Federal Laws governing employment rights

Employment rights during and after a natural disaster are governed by several federal laws, including but not limited to the following:

  • Fair Labor Standards Act (FLSA) – Employers are required to pay exempt employees’ full salaries if a worksite is closed due to inclement weather or other disasters. The employees, however, may have to use their paid leave for this time. If the worksite is open, employees must come into work or take a personal leave of absence.
  • Family and Medical Leave Act (FMLA) – Employees may take leave under FMLA for a serious health condition that has been caused by a natural disaster. They also may request leave if they must care for a child, spouse or parent with a serious health condition.
  • Uniformed Services Employment and Reemployment Rights Act (USERRA) – This law protects the jobs of employees who are part of the National Guard, a Reserve Unit or other emergency services organization and may be called to service after a natural disaster.
  • Occupational Safety and Health Act (OSHA) – Under OSHA, employers are required to protect employees from unreasonable workplace dangers, including those present during or after a natural disaster. Employees forced to work under these conditions may file a complaint against their employer.

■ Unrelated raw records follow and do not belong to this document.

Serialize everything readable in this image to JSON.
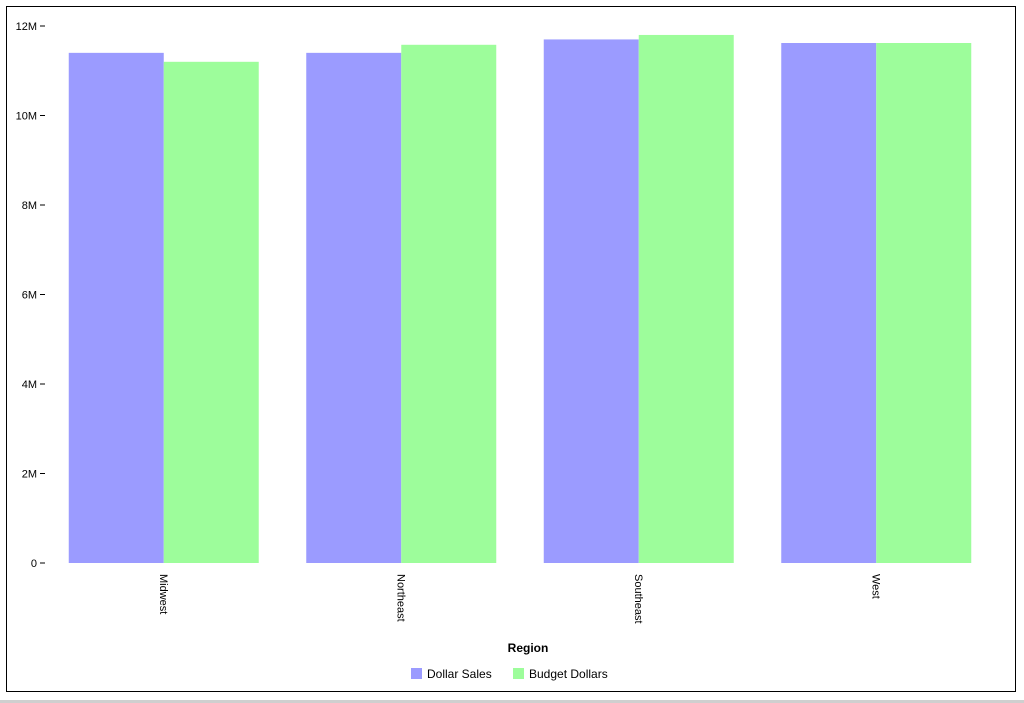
{
  "chart_data": {
    "type": "bar",
    "title": "",
    "xlabel": "Region",
    "ylabel": "",
    "categories": [
      "Midwest",
      "Northeast",
      "Southeast",
      "West"
    ],
    "series": [
      {
        "name": "Dollar Sales",
        "color": "#9b9bff",
        "values": [
          11400000,
          11400000,
          11700000,
          11620000
        ]
      },
      {
        "name": "Budget Dollars",
        "color": "#9dfd9b",
        "values": [
          11200000,
          11580000,
          11800000,
          11620000
        ]
      }
    ],
    "ylim": [
      0,
      12000000
    ],
    "y_ticks": [
      {
        "value": 0,
        "label": "0"
      },
      {
        "value": 2000000,
        "label": "2M"
      },
      {
        "value": 4000000,
        "label": "4M"
      },
      {
        "value": 6000000,
        "label": "6M"
      },
      {
        "value": 8000000,
        "label": "8M"
      },
      {
        "value": 10000000,
        "label": "10M"
      },
      {
        "value": 12000000,
        "label": "12M"
      }
    ],
    "grid": false,
    "legend_position": "bottom-center",
    "x_tick_label_orientation": "rotated-90-clockwise"
  }
}
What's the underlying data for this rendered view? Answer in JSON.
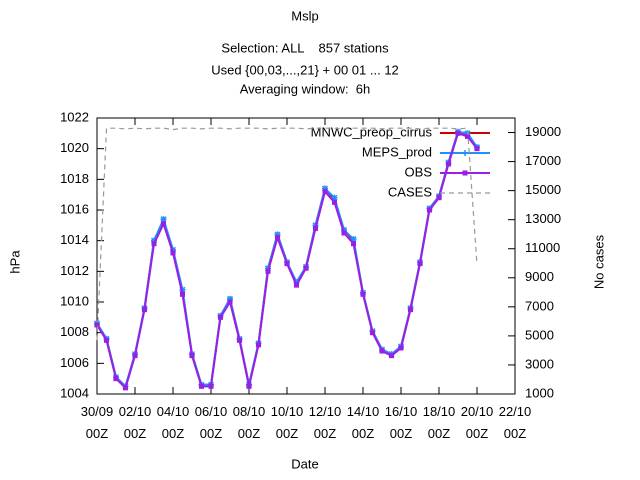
{
  "chart_data": {
    "type": "line",
    "title": "Mslp",
    "subtitle": [
      "Selection: ALL    857 stations",
      "Used {00,03,...,21} + 00 01 ... 12",
      "Averaging window:  6h"
    ],
    "x_label": "Date",
    "y_label": "hPa",
    "y2_label": "No cases",
    "x": [
      "30/09 00Z",
      "30/09 12Z",
      "01/10 00Z",
      "01/10 12Z",
      "02/10 00Z",
      "02/10 12Z",
      "03/10 00Z",
      "03/10 12Z",
      "04/10 00Z",
      "04/10 12Z",
      "05/10 00Z",
      "05/10 12Z",
      "06/10 00Z",
      "06/10 12Z",
      "07/10 00Z",
      "07/10 12Z",
      "08/10 00Z",
      "08/10 12Z",
      "09/10 00Z",
      "09/10 12Z",
      "10/10 00Z",
      "10/10 12Z",
      "11/10 00Z",
      "11/10 12Z",
      "12/10 00Z",
      "12/10 12Z",
      "13/10 00Z",
      "13/10 12Z",
      "14/10 00Z",
      "14/10 12Z",
      "15/10 00Z",
      "15/10 12Z",
      "16/10 00Z",
      "16/10 12Z",
      "17/10 00Z",
      "17/10 12Z",
      "18/10 00Z",
      "18/10 12Z",
      "19/10 00Z",
      "19/10 12Z",
      "20/10 00Z"
    ],
    "series": [
      {
        "name": "MNWC_preop_cirrus",
        "color": "#cc0000",
        "marker": "none",
        "values": [
          1008.6,
          1007.6,
          1005.1,
          1004.5,
          1006.6,
          1009.6,
          1014.0,
          1015.3,
          1013.4,
          1010.7,
          1006.6,
          1004.6,
          1004.6,
          1009.1,
          1010.2,
          1007.6,
          1004.6,
          1007.3,
          1012.2,
          1014.4,
          1012.6,
          1011.2,
          1012.3,
          1015.0,
          1017.4,
          1016.7,
          1014.7,
          1014.0,
          1010.6,
          1008.1,
          1006.9,
          1006.6,
          1007.1,
          1009.6,
          1012.6,
          1016.1,
          1016.9,
          1019.1,
          1021.1,
          1020.9,
          1020.1
        ]
      },
      {
        "name": "MEPS_prod",
        "color": "#1e90ff",
        "marker": "star",
        "values": [
          1008.6,
          1007.6,
          1005.1,
          1004.5,
          1006.6,
          1009.6,
          1014.0,
          1015.4,
          1013.4,
          1010.8,
          1006.6,
          1004.6,
          1004.6,
          1009.1,
          1010.2,
          1007.6,
          1004.6,
          1007.3,
          1012.2,
          1014.4,
          1012.6,
          1011.3,
          1012.3,
          1015.0,
          1017.4,
          1016.8,
          1014.7,
          1014.1,
          1010.6,
          1008.1,
          1006.9,
          1006.6,
          1007.1,
          1009.6,
          1012.6,
          1016.1,
          1016.9,
          1019.1,
          1021.1,
          1021.0,
          1020.1
        ]
      },
      {
        "name": "OBS",
        "color": "#9a1ee6",
        "marker": "square",
        "values": [
          1008.5,
          1007.5,
          1005.0,
          1004.4,
          1006.5,
          1009.5,
          1013.8,
          1015.1,
          1013.2,
          1010.5,
          1006.5,
          1004.5,
          1004.5,
          1009.0,
          1010.0,
          1007.5,
          1004.5,
          1007.2,
          1012.0,
          1014.2,
          1012.5,
          1011.1,
          1012.2,
          1014.8,
          1017.2,
          1016.5,
          1014.5,
          1013.8,
          1010.5,
          1008.0,
          1006.8,
          1006.5,
          1007.0,
          1009.5,
          1012.5,
          1016.0,
          1016.8,
          1019.0,
          1021.0,
          1020.8,
          1020.0
        ]
      },
      {
        "name": "CASES",
        "color": "#999999",
        "marker": "none",
        "dashed": true,
        "axis": "y2",
        "values": [
          4700,
          19300,
          19300,
          19250,
          19300,
          19250,
          19300,
          19300,
          19200,
          19300,
          19300,
          19250,
          19300,
          19300,
          19250,
          19300,
          19300,
          19300,
          19250,
          19300,
          19300,
          19300,
          19250,
          19300,
          19300,
          19300,
          19250,
          19300,
          19300,
          19300,
          19250,
          19300,
          19300,
          19300,
          19250,
          19300,
          19300,
          19300,
          19250,
          19300,
          9900
        ]
      }
    ],
    "xlim": [
      "30/09 00Z",
      "22/10 00Z"
    ],
    "xticks": [
      "30/09 00Z",
      "02/10 00Z",
      "04/10 00Z",
      "06/10 00Z",
      "08/10 00Z",
      "10/10 00Z",
      "12/10 00Z",
      "14/10 00Z",
      "16/10 00Z",
      "18/10 00Z",
      "20/10 00Z",
      "22/10 00Z"
    ],
    "ylim": [
      1004,
      1022
    ],
    "yticks": [
      1004,
      1006,
      1008,
      1010,
      1012,
      1014,
      1016,
      1018,
      1020,
      1022
    ],
    "y2lim": [
      1000,
      20000
    ],
    "y2ticks": [
      1000,
      3000,
      5000,
      7000,
      9000,
      11000,
      13000,
      15000,
      17000,
      19000
    ],
    "legend": "top-right",
    "grid": false
  }
}
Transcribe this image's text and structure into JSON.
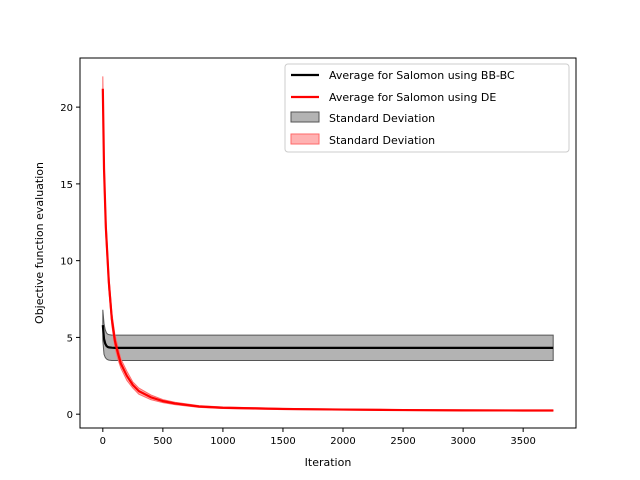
{
  "chart_data": {
    "type": "line",
    "title": "",
    "xlabel": "Iteration",
    "ylabel": "Objective function evaluation",
    "xlim": [
      -190,
      3940
    ],
    "ylim": [
      -0.9,
      23.2
    ],
    "xticks": [
      0,
      500,
      1000,
      1500,
      2000,
      2500,
      3000,
      3500
    ],
    "yticks": [
      0,
      5,
      10,
      15,
      20
    ],
    "grid": false,
    "legend_position": "top-right",
    "series": [
      {
        "name": "Average for Salomon using BB-BC",
        "color": "#000000",
        "x": [
          0,
          10,
          20,
          30,
          40,
          50,
          75,
          100,
          200,
          500,
          1000,
          1500,
          2000,
          2500,
          3000,
          3500,
          3750
        ],
        "y": [
          5.8,
          4.9,
          4.6,
          4.45,
          4.38,
          4.35,
          4.33,
          4.32,
          4.32,
          4.32,
          4.32,
          4.32,
          4.32,
          4.32,
          4.32,
          4.32,
          4.32
        ],
        "lower": [
          4.8,
          3.9,
          3.7,
          3.6,
          3.55,
          3.52,
          3.5,
          3.5,
          3.5,
          3.5,
          3.5,
          3.5,
          3.5,
          3.5,
          3.5,
          3.5,
          3.5
        ],
        "upper": [
          6.8,
          5.9,
          5.5,
          5.3,
          5.22,
          5.18,
          5.15,
          5.15,
          5.15,
          5.15,
          5.15,
          5.15,
          5.15,
          5.15,
          5.15,
          5.15,
          5.15
        ]
      },
      {
        "name": "Average for Salomon using DE",
        "color": "#ff0000",
        "x": [
          0,
          10,
          25,
          50,
          75,
          100,
          125,
          150,
          200,
          250,
          300,
          400,
          500,
          600,
          800,
          1000,
          1500,
          2000,
          2500,
          3000,
          3500,
          3750
        ],
        "y": [
          21.2,
          16.0,
          12.2,
          8.6,
          6.2,
          4.8,
          4.0,
          3.3,
          2.5,
          1.9,
          1.5,
          1.1,
          0.85,
          0.7,
          0.5,
          0.42,
          0.34,
          0.3,
          0.27,
          0.25,
          0.24,
          0.24
        ],
        "lower": [
          20.4,
          15.2,
          11.6,
          8.1,
          5.8,
          4.4,
          3.6,
          3.0,
          2.2,
          1.7,
          1.3,
          0.95,
          0.75,
          0.62,
          0.44,
          0.37,
          0.3,
          0.27,
          0.24,
          0.22,
          0.21,
          0.21
        ],
        "upper": [
          22.0,
          16.8,
          12.8,
          9.1,
          6.6,
          5.2,
          4.4,
          3.6,
          2.8,
          2.1,
          1.7,
          1.25,
          0.95,
          0.78,
          0.56,
          0.47,
          0.38,
          0.33,
          0.3,
          0.28,
          0.27,
          0.27
        ]
      }
    ],
    "bands": [
      {
        "name": "Standard Deviation",
        "series": 0,
        "fill": "#808080",
        "edge": "#555555"
      },
      {
        "name": "Standard Deviation",
        "series": 1,
        "fill": "#ff7f7f",
        "edge": "#ff6a6a"
      }
    ]
  }
}
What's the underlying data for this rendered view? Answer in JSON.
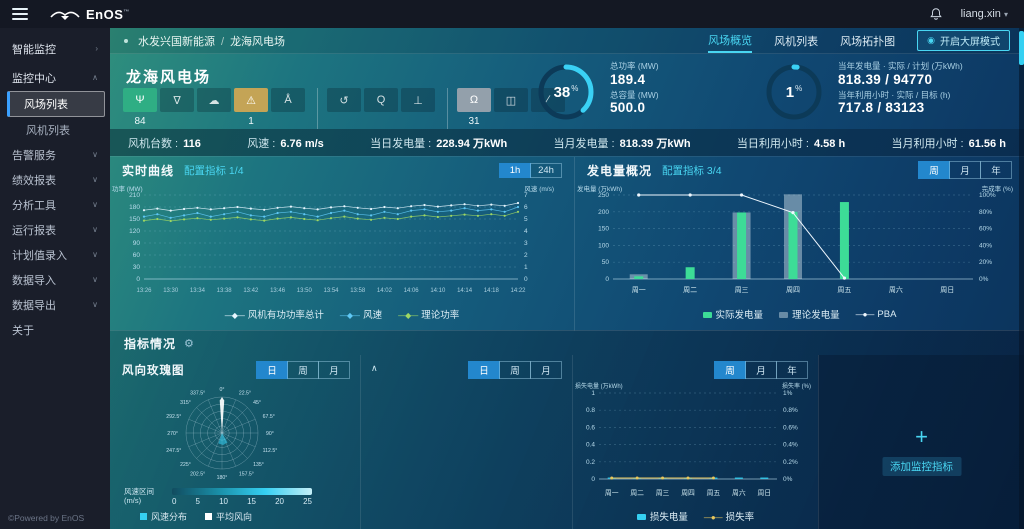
{
  "topbar": {
    "brand": "EnOS",
    "tm": "™",
    "user": "liang.xin"
  },
  "sidebar": {
    "items": [
      {
        "label": "智能监控",
        "chevron": "›",
        "type": "root",
        "active": false
      },
      {
        "label": "监控中心",
        "chevron": "∧",
        "type": "group",
        "active": false
      },
      {
        "label": "风场列表",
        "chevron": "",
        "type": "child",
        "active": true
      },
      {
        "label": "风机列表",
        "chevron": "",
        "type": "child",
        "active": false
      },
      {
        "label": "告警服务",
        "chevron": "∨",
        "type": "item",
        "active": false
      },
      {
        "label": "绩效报表",
        "chevron": "∨",
        "type": "item",
        "active": false
      },
      {
        "label": "分析工具",
        "chevron": "∨",
        "type": "item",
        "active": false
      },
      {
        "label": "运行报表",
        "chevron": "∨",
        "type": "item",
        "active": false
      },
      {
        "label": "计划值录入",
        "chevron": "∨",
        "type": "item",
        "active": false
      },
      {
        "label": "数据导入",
        "chevron": "∨",
        "type": "item",
        "active": false
      },
      {
        "label": "数据导出",
        "chevron": "∨",
        "type": "item",
        "active": false
      },
      {
        "label": "关于",
        "chevron": "",
        "type": "item",
        "active": false
      }
    ],
    "footer": "©Powered by EnOS"
  },
  "breadcrumb": {
    "parent": "水发兴国新能源",
    "separator": "/",
    "current": "龙海风电场"
  },
  "tabs": [
    {
      "label": "风场概览",
      "active": true
    },
    {
      "label": "风机列表",
      "active": false
    },
    {
      "label": "风场拓扑图",
      "active": false
    }
  ],
  "mode_button": {
    "label": "开启大屏模式"
  },
  "farm": {
    "title": "龙海风电场",
    "turbine_states": [
      {
        "name": "running",
        "glyph": "Ψ",
        "count": "84",
        "style": "green",
        "sep": false
      },
      {
        "name": "standby",
        "glyph": "∇",
        "count": "",
        "style": "",
        "sep": false
      },
      {
        "name": "weather",
        "glyph": "☁",
        "count": "",
        "style": "",
        "sep": false
      },
      {
        "name": "warning",
        "glyph": "⚠",
        "count": "1",
        "style": "amber",
        "sep": false
      },
      {
        "name": "derated",
        "glyph": "Å",
        "count": "",
        "style": "",
        "sep": false
      },
      {
        "name": "restarting",
        "glyph": "↺",
        "count": "",
        "style": "",
        "sep": true
      },
      {
        "name": "inspecting",
        "glyph": "Q",
        "count": "",
        "style": "",
        "sep": false
      },
      {
        "name": "stopped",
        "glyph": "⊥",
        "count": "",
        "style": "",
        "sep": false
      },
      {
        "name": "offline",
        "glyph": "Ω",
        "count": "31",
        "style": "gray",
        "sep": true
      },
      {
        "name": "no-connection",
        "glyph": "◫",
        "count": "",
        "style": "",
        "sep": false
      },
      {
        "name": "maintenance",
        "glyph": "∕",
        "count": "",
        "style": "",
        "sep": false
      }
    ],
    "gauge_power": {
      "percent": "38",
      "unit": "%",
      "rows": [
        {
          "label": "总功率 (MW)",
          "value": "189.4"
        },
        {
          "label": "总容量 (MW)",
          "value": "500.0"
        }
      ]
    },
    "gauge_plan": {
      "percent": "1",
      "unit": "%",
      "rows": [
        {
          "label": "当年发电量 · 实际 / 计划 (万kWh)",
          "value": "818.39 / 94770"
        },
        {
          "label": "当年利用小时 · 实际 / 目标 (h)",
          "value": "717.8 / 83123"
        }
      ]
    },
    "stats": [
      {
        "label": "风机台数",
        "value": "116"
      },
      {
        "label": "风速",
        "value": "6.76 m/s"
      },
      {
        "label": "当日发电量",
        "value": "228.94 万kWh"
      },
      {
        "label": "当月发电量",
        "value": "818.39 万kWh"
      },
      {
        "label": "当日利用小时",
        "value": "4.58 h"
      },
      {
        "label": "当月利用小时",
        "value": "61.56 h"
      }
    ]
  },
  "panels": {
    "realtime": {
      "title": "实时曲线",
      "config": "配置指标 1/4",
      "toggles": [
        {
          "label": "1h",
          "active": true
        },
        {
          "label": "24h",
          "active": false
        }
      ]
    },
    "energy": {
      "title": "发电量概况",
      "config": "配置指标 3/4",
      "toggles": [
        {
          "label": "周",
          "active": true
        },
        {
          "label": "月",
          "active": false
        },
        {
          "label": "年",
          "active": false
        }
      ]
    },
    "indicators_title": "指标情况",
    "rose": {
      "title": "风向玫瑰图",
      "scale_label": "风速区间",
      "scale_unit": "(m/s)",
      "toggles": [
        {
          "label": "日",
          "active": true
        },
        {
          "label": "周",
          "active": false
        },
        {
          "label": "月",
          "active": false
        }
      ]
    },
    "panel2": {
      "collapse_icon": "∧",
      "toggles": [
        {
          "label": "日",
          "active": true
        },
        {
          "label": "周",
          "active": false
        },
        {
          "label": "月",
          "active": false
        }
      ]
    },
    "loss": {
      "toggles": [
        {
          "label": "周",
          "active": true
        },
        {
          "label": "月",
          "active": false
        },
        {
          "label": "年",
          "active": false
        }
      ]
    },
    "add_card": {
      "label": "添加监控指标",
      "plus": "+"
    }
  },
  "colors": {
    "accent": "#49d6f2",
    "gauge": "#3ad1f5",
    "actual_bar": "#3ddc97",
    "theory_bar": "rgba(228,240,246,0.42)",
    "loss_bar": "#35d0f2",
    "loss_line": "#e9c65b",
    "tab_active": "#49d6f2"
  },
  "chart_data": [
    {
      "id": "realtime_curve",
      "type": "line",
      "title": "实时曲线",
      "ylabel_left": "功率 (MW)",
      "ylabel_right": "风速 (m/s)",
      "ylim_left": [
        0,
        210
      ],
      "ytick_step_left": 30,
      "ylim_right": [
        0,
        7
      ],
      "ytick_step_right": 1,
      "grid": true,
      "legend_position": "bottom",
      "x_labels": [
        "13:26",
        "13:30",
        "13:34",
        "13:38",
        "13:42",
        "13:46",
        "13:50",
        "13:54",
        "13:58",
        "14:02",
        "14:06",
        "14:10",
        "14:14",
        "14:18",
        "14:22"
      ],
      "series": [
        {
          "name": "风机有功功率总计",
          "axis": "left",
          "color": "#e8f7ff",
          "values": [
            172,
            176,
            171,
            175,
            178,
            174,
            177,
            180,
            176,
            173,
            178,
            181,
            177,
            174,
            179,
            182,
            178,
            175,
            180,
            177,
            182,
            185,
            181,
            184,
            187,
            183,
            186,
            183,
            190
          ]
        },
        {
          "name": "风速",
          "axis": "right",
          "color": "#5fc8f5",
          "values": [
            5.2,
            5.4,
            5.1,
            5.3,
            5.5,
            5.2,
            5.4,
            5.6,
            5.3,
            5.2,
            5.5,
            5.6,
            5.4,
            5.2,
            5.5,
            5.7,
            5.4,
            5.3,
            5.6,
            5.4,
            5.7,
            5.8,
            5.6,
            5.7,
            5.9,
            5.7,
            5.8,
            5.6,
            6.0
          ]
        },
        {
          "name": "理论功率",
          "axis": "left",
          "color": "#9ed763",
          "values": [
            146,
            150,
            145,
            149,
            152,
            148,
            151,
            154,
            149,
            146,
            151,
            154,
            150,
            147,
            152,
            156,
            151,
            148,
            153,
            150,
            156,
            159,
            155,
            158,
            161,
            158,
            162,
            158,
            168
          ]
        }
      ]
    },
    {
      "id": "energy_overview",
      "type": "bar",
      "title": "发电量概况",
      "ylabel_left": "发电量 (万kWh)",
      "ylabel_right": "完成率 (%)",
      "ylim_left": [
        0,
        250
      ],
      "ylim_right": [
        0,
        100
      ],
      "right_tick_labels": [
        "0%",
        "20%",
        "40%",
        "60%",
        "80%",
        "100%"
      ],
      "grid": true,
      "legend_position": "bottom",
      "categories": [
        "周一",
        "周二",
        "周三",
        "周四",
        "周五",
        "周六",
        "周日"
      ],
      "series": [
        {
          "name": "实际发电量",
          "type": "bar",
          "color": "#3ddc97",
          "values": [
            8,
            35,
            198,
            200,
            229,
            0,
            0
          ]
        },
        {
          "name": "理论发电量",
          "type": "bar",
          "color": "rgba(228,240,246,0.42)",
          "values": [
            14,
            0,
            198,
            252,
            0,
            0,
            0
          ]
        },
        {
          "name": "PBA",
          "type": "line",
          "axis": "right",
          "color": "#f0f8ff",
          "values": [
            100,
            100,
            100,
            79,
            1,
            null,
            null
          ]
        }
      ]
    },
    {
      "id": "wind_rose",
      "type": "rose",
      "title": "风向玫瑰图",
      "rings": 5,
      "angle_labels": [
        "0°",
        "22.5°",
        "45°",
        "67.5°",
        "90°",
        "112.5°",
        "135°",
        "157.5°",
        "180°",
        "202.5°",
        "225°",
        "247.5°",
        "270°",
        "292.5°",
        "315°",
        "337.5°"
      ],
      "directions_deg": [
        0,
        22.5,
        45,
        67.5,
        90,
        112.5,
        135,
        157.5,
        180,
        202.5,
        225,
        247.5,
        270,
        292.5,
        315,
        337.5
      ],
      "values_pct": [
        100,
        8,
        5,
        4,
        6,
        3,
        4,
        5,
        10,
        6,
        4,
        3,
        5,
        4,
        6,
        9
      ],
      "scale": {
        "label": "风速区间 (m/s)",
        "ticks": [
          "0",
          "5",
          "10",
          "15",
          "20",
          "25"
        ]
      },
      "legend": [
        {
          "name": "风速分布",
          "color": "#35d0f2"
        },
        {
          "name": "平均风向",
          "color": "#ffffff"
        }
      ]
    },
    {
      "id": "loss_overview",
      "type": "bar",
      "ylabel_left": "损失电量 (万kWh)",
      "ylabel_right": "损失率 (%)",
      "ylim_left": [
        0,
        1
      ],
      "ylim_right": [
        0,
        1
      ],
      "left_tick_labels": [
        "0",
        "0.2",
        "0.4",
        "0.6",
        "0.8",
        "1"
      ],
      "right_tick_labels": [
        "0%",
        "0.2%",
        "0.4%",
        "0.6%",
        "0.8%",
        "1%"
      ],
      "grid": true,
      "legend_position": "bottom",
      "categories": [
        "周一",
        "周二",
        "周三",
        "周四",
        "周五",
        "周六",
        "周日"
      ],
      "series": [
        {
          "name": "损失电量",
          "type": "bar",
          "color": "#35d0f2",
          "values": [
            0,
            0,
            0,
            0,
            0,
            0,
            0
          ]
        },
        {
          "name": "损失率",
          "type": "line",
          "color": "#e9c65b",
          "values": [
            0,
            0,
            0,
            0,
            0,
            null,
            null
          ]
        }
      ]
    }
  ]
}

In addition to the above federal laws, there may be state and/or local employment laws that apply to you. You should consult with an employment lawyer licensed in your state if you need assistance. 

 

Ways to protect your rights as an employee

The following are ways to protect your employment in the event of a natural disaster:

  • Understand your company’s policy on leaves for emergency situations, particularly if the business resumes operation following the disaster.
  • Let your employer know your plans to evacuate, if applicable, as well as when you might be able to return.
  • If you work with people who reside abroad or in other parts of the country, inform them about what is happening.
  • Back up your important work files to prevent them from being lost during a disaster.

Most importantly, whether you are a current or new employee, make sure you communicate often and effectively with your employer to avoid any misunderstandings. Also, be sure your manager has your most up-to-date emergency contact information in case you can’t be reached.